Given that the Python
has GIL
structure, someone recommended,
• Use threads for I/O bound problems
• Use processes, networking, or events (discussed in the next section) for CPU-bound problems
Honestly, I cannot fully and intuitively understand what these problems really are.
Here is the situation I'm faced with:
crawl_item_list = [item1, item2, item3 ....]

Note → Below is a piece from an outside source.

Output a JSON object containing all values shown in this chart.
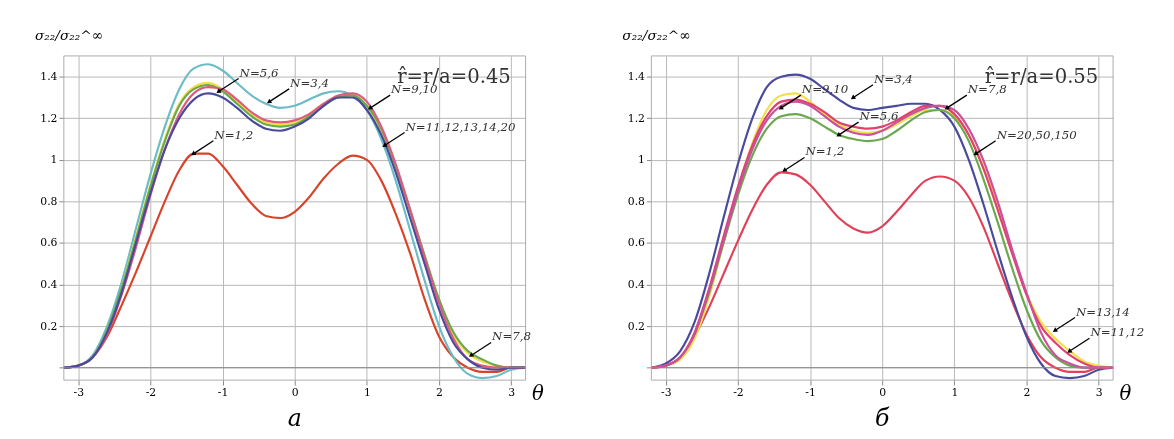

for item in crawl_item_list:
crawl_and_save_them_in_db(item)
def crawl_and_save_them_in_db(item):
# Pseudo code
# crawled_items = crawl item from the web // the number of crawled_items is usually 200
# while crawled_items:
# save them in PostgreSQL DB
# crawled_items = crawl item from the web
This is the task that I want to perform with parallel processes or thread.
(Each process(or thread) will have their own crawl_and_save_them_in_db
and deals with each item
)
In this case, which one should I choose between multi-processes(something like Pool
) and multi-thread?
I think that since the main job of this task is storing the DB
, which is kind of IO bound task(Hope it is..), so I have to use multi thread? Am I right?
Need your advices.
答案 0 :(得分:2)
这取决于将要存储的数据量。
如果有数百万条记录,那么我强烈建议使用多处理方法。它可能是python的内置多处理或第三方包。
如果数据更轻量级,那么请使用线程,甚至可以尝试gevent。
在我的爬行项目中,我首先开始使用线程,然后转移到gevent,因为它更容易支持。在我的数据成为数百万条记录之后,负责存储大量数据的部分移动到与内部线程分离的多处理模块。支持和改进它有点不舒服,但现在工作几小时的过程需要5-10分钟。